Climate Change: NASA, NOAA Say 2018 Was 4th-Hottest Year Ever Recorded
Scientists predict that 2019 will be even hotter.
by Sarah SloatGlobal temperatures fueled by climate change continue to rise, according to two separate analyses of global temperature data released Wednesday. Both NASA and the National Oceanic and Atmospheric Administration (NOAA) determined that 2018 was the fourth warmest year on record. Scientists agree that this warming has largely been driven by increased emissions into the atmosphere of carbon dioxide and other greenhouse gases, byproducts of human activity.
Gavin Schmidt, director of NASA’s Goddard Institute for Space Studies, told reporters that the “impacts of long-term global warming are already being felt” through coastal flooding, heat waves, intense precipitation, and ecosystem change. These increasing temperatures also contribute to longer fire seasons and more extreme weather events.
These extreme weather events not only severely impact human lives but also cost the United States billions of dollars. According to NASA and NOAA, there were 14 “billion-dollar disasters” in 2018 — events that caused at least $1 billion in direct losses. In fact, these disasters accounted for $91 billion in direct losses. The western wildfires alone accounted for $24 billion of that total.
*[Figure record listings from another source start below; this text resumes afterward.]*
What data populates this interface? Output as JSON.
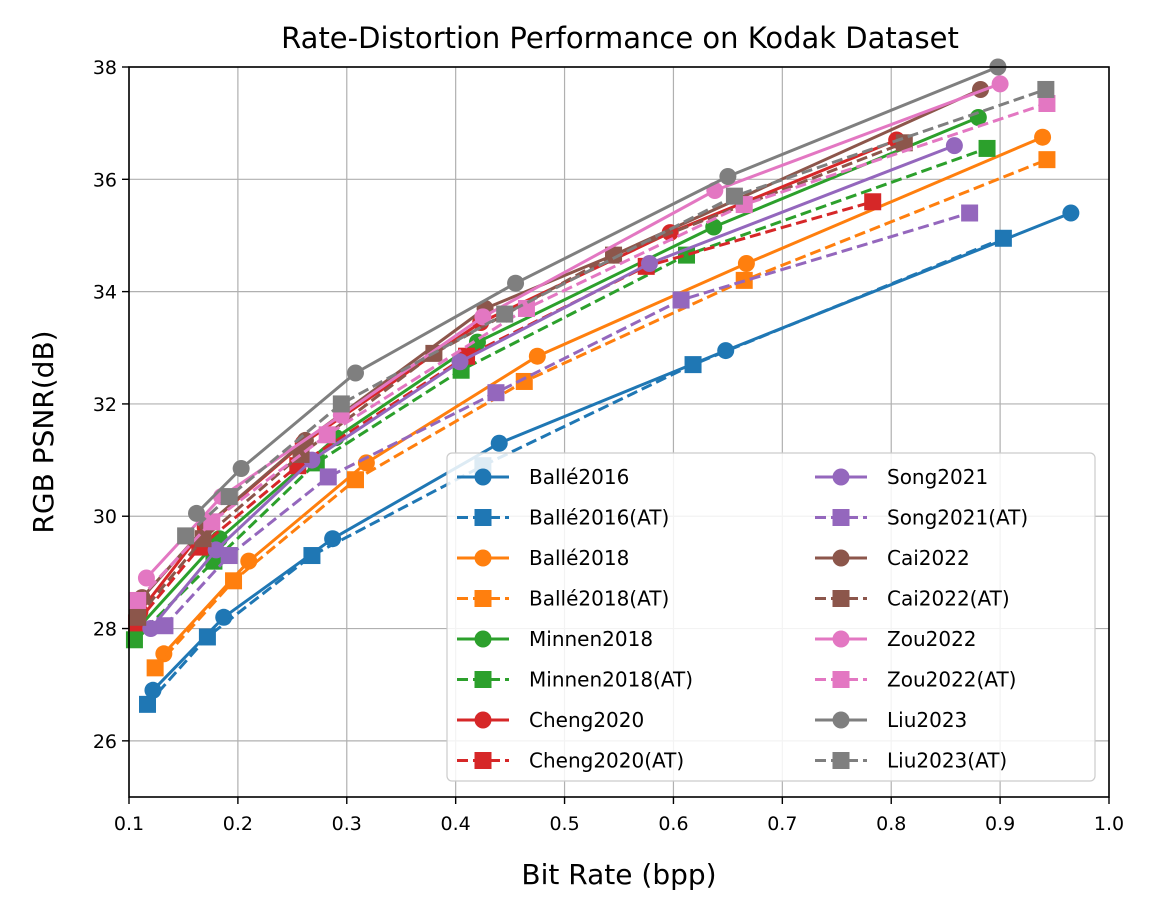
{
  "chart_data": {
    "type": "line",
    "title": "Rate-Distortion Performance on Kodak Dataset",
    "xlabel": "Bit Rate (bpp)",
    "ylabel": "RGB PSNR(dB)",
    "xlim": [
      0.1,
      1.0
    ],
    "ylim": [
      25,
      38
    ],
    "xticks": [
      0.1,
      0.2,
      0.3,
      0.4,
      0.5,
      0.6,
      0.7,
      0.8,
      0.9,
      1.0
    ],
    "xtick_labels": [
      "0.1",
      "0.2",
      "0.3",
      "0.4",
      "0.5",
      "0.6",
      "0.7",
      "0.8",
      "0.9",
      "1.0"
    ],
    "yticks": [
      26,
      28,
      30,
      32,
      34,
      36,
      38
    ],
    "ytick_labels": [
      "26",
      "28",
      "30",
      "32",
      "34",
      "36",
      "38"
    ],
    "grid": true,
    "legend_position": "lower-right",
    "legend_columns": 2,
    "series": [
      {
        "name": "Ballé2016",
        "color": "#1f77b4",
        "style": "solid",
        "marker": "circle",
        "x": [
          0.122,
          0.187,
          0.287,
          0.44,
          0.648,
          0.965
        ],
        "y": [
          26.9,
          28.2,
          29.6,
          31.3,
          32.95,
          35.4
        ]
      },
      {
        "name": "Ballé2016(AT)",
        "color": "#1f77b4",
        "style": "dashed",
        "marker": "square",
        "x": [
          0.117,
          0.172,
          0.268,
          0.425,
          0.618,
          0.903
        ],
        "y": [
          26.65,
          27.85,
          29.3,
          30.9,
          32.7,
          34.95
        ]
      },
      {
        "name": "Ballé2018",
        "color": "#ff7f0e",
        "style": "solid",
        "marker": "circle",
        "x": [
          0.132,
          0.21,
          0.318,
          0.475,
          0.667,
          0.939
        ],
        "y": [
          27.55,
          29.2,
          30.95,
          32.85,
          34.5,
          36.75
        ]
      },
      {
        "name": "Ballé2018(AT)",
        "color": "#ff7f0e",
        "style": "dashed",
        "marker": "square",
        "x": [
          0.124,
          0.196,
          0.308,
          0.463,
          0.665,
          0.943
        ],
        "y": [
          27.3,
          28.85,
          30.65,
          32.4,
          34.2,
          36.35
        ]
      },
      {
        "name": "Minnen2018",
        "color": "#2ca02c",
        "style": "solid",
        "marker": "circle",
        "x": [
          0.108,
          0.183,
          0.29,
          0.42,
          0.637,
          0.88
        ],
        "y": [
          28.0,
          29.6,
          31.4,
          33.1,
          35.15,
          37.1
        ]
      },
      {
        "name": "Minnen2018(AT)",
        "color": "#2ca02c",
        "style": "dashed",
        "marker": "square",
        "x": [
          0.105,
          0.178,
          0.272,
          0.405,
          0.612,
          0.888
        ],
        "y": [
          27.8,
          29.2,
          30.95,
          32.6,
          34.65,
          36.55
        ]
      },
      {
        "name": "Cheng2020",
        "color": "#d62728",
        "style": "solid",
        "marker": "circle",
        "x": [
          0.11,
          0.17,
          0.26,
          0.423,
          0.597,
          0.805
        ],
        "y": [
          28.3,
          29.8,
          31.3,
          33.45,
          35.05,
          36.7
        ]
      },
      {
        "name": "Cheng2020(AT)",
        "color": "#d62728",
        "style": "dashed",
        "marker": "square",
        "x": [
          0.107,
          0.165,
          0.255,
          0.41,
          0.575,
          0.783
        ],
        "y": [
          28.1,
          29.45,
          30.9,
          32.85,
          34.45,
          35.6
        ]
      },
      {
        "name": "Song2021",
        "color": "#9467bd",
        "style": "solid",
        "marker": "circle",
        "x": [
          0.12,
          0.18,
          0.268,
          0.404,
          0.578,
          0.858
        ],
        "y": [
          28.0,
          29.4,
          31.0,
          32.75,
          34.5,
          36.6
        ]
      },
      {
        "name": "Song2021(AT)",
        "color": "#9467bd",
        "style": "dashed",
        "marker": "square",
        "x": [
          0.133,
          0.192,
          0.283,
          0.437,
          0.607,
          0.872
        ],
        "y": [
          28.05,
          29.3,
          30.7,
          32.2,
          33.85,
          35.4
        ]
      },
      {
        "name": "Cai2022",
        "color": "#8c564b",
        "style": "solid",
        "marker": "circle",
        "x": [
          0.112,
          0.172,
          0.262,
          0.427,
          0.545,
          0.882
        ],
        "y": [
          28.55,
          29.85,
          31.35,
          33.7,
          34.65,
          37.6
        ]
      },
      {
        "name": "Cai2022(AT)",
        "color": "#8c564b",
        "style": "dashed",
        "marker": "square",
        "x": [
          0.108,
          0.168,
          0.258,
          0.38,
          0.545,
          0.812
        ],
        "y": [
          28.2,
          29.6,
          31.1,
          32.9,
          34.65,
          36.65
        ]
      },
      {
        "name": "Zou2022",
        "color": "#e377c2",
        "style": "solid",
        "marker": "circle",
        "x": [
          0.116,
          0.185,
          0.295,
          0.425,
          0.638,
          0.9
        ],
        "y": [
          28.9,
          30.35,
          31.8,
          33.55,
          35.8,
          37.7
        ]
      },
      {
        "name": "Zou2022(AT)",
        "color": "#e377c2",
        "style": "dashed",
        "marker": "square",
        "x": [
          0.108,
          0.176,
          0.282,
          0.465,
          0.665,
          0.943
        ],
        "y": [
          28.5,
          29.9,
          31.45,
          33.7,
          35.55,
          37.35
        ]
      },
      {
        "name": "Liu2023",
        "color": "#7f7f7f",
        "style": "solid",
        "marker": "circle",
        "x": [
          0.162,
          0.203,
          0.308,
          0.455,
          0.65,
          0.898
        ],
        "y": [
          30.05,
          30.85,
          32.55,
          34.15,
          36.05,
          38.0
        ]
      },
      {
        "name": "Liu2023(AT)",
        "color": "#7f7f7f",
        "style": "dashed",
        "marker": "square",
        "x": [
          0.152,
          0.192,
          0.295,
          0.445,
          0.656,
          0.942
        ],
        "y": [
          29.65,
          30.35,
          32.0,
          33.6,
          35.7,
          37.6
        ]
      }
    ]
  }
}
Last year’s temperature ranks behind 2016, 2017, and 2015. Collectively these past four years represent the warmest years in the modern record. Specifically, NASA determined that global temperatures in 2018 were 1.5 degrees Fahrenheit warmer than the 1951 to 1980 mean, the period of time that the agency uses as a control for these analyses. NOAA, meanwhile, determined that the 2015, 2016, and 2017 each had a global temperature departure from the average that was more than 1.8 degrees above the 1880 to 1990 average — the period of time that NOAA uses as its own control.
These temperature analyses incorporate surface temperature measurements from thousands of weather stations, ship- and buoy-based observations of sea surface temperatures, and temperature measurements from Antarctic research stations. Both agencies are confident in their results, which they describe as quite “robust.”
Deke Arndt, chief of the monitoring section at NOAA’s National Centers for Environmental Information, told reporters Wednesday that despite the slight variations in temperatures that are seen annually, there is a clear warming pattern that’s been consistent over the past four decades.
Arndt says that the pattern resembles “riding up an escalator up in time, then jumping up and down while you’re on that escalator.” The “jumping” in his analogy are the variations driven by internal processes, such as weather-producing phenomena like El Niño and La Niña. These are, respectively, the warm and cool phases of a recurring climate pattern across the tropical Pacific, which make up a pattern of shifting temperatures. Overall, though, the escalator is still going up.
2018 began with a La Niña episode across the tropical Pacific Oceans, which accounts for why it was slightly cooler than 2017. Schmidt says that if you took away the effects of these episodes, 2018 would have been the third warmest year, over 2017. Because 2019 is starting with mild El Niño conditions, Schmidt predicts that 2019 will be warmer than 2018.
Arndt also notes that one of the emerging themes of the 21st century is that “morning time temperatures are increasing more rapidly than afternoons, and we’ve seen the vast majority of the months play this out.” He explains that this daily variation is part of an overall warming trend.
Globally, the effects of climate change pockmarked the planet in severe anomalies. The United States was plagued by both severe drought and intense precipitation last year, making 2018 the wettest year on record for the country. Heavy rain triggered floods and mudslides across parts of Hawaii, while Asia set a new continental maximum temperature record for March when temperatures in Pakistan reached 113.9 degrees Fahrenheit. Australia had its third warmest year on record, while 2018 was the warmest year on record for much of Europe.
But while these are considered anomalies, the scientists say the events do fit into the overall warming trend they’ve observed. The notable exception, they reveal, is the Arctic — where the rate of warming is happening two to three times faster than it is in the rest of the world. Billions of tons of ice has been lost there, contributing to the planet’s overall sea level rise.
“The impacts of these changes on the global mean are really being felt in the Arctic, much more strongly than say the tropics,” explains Schmidt. “I’m very concerned by what is happening there.”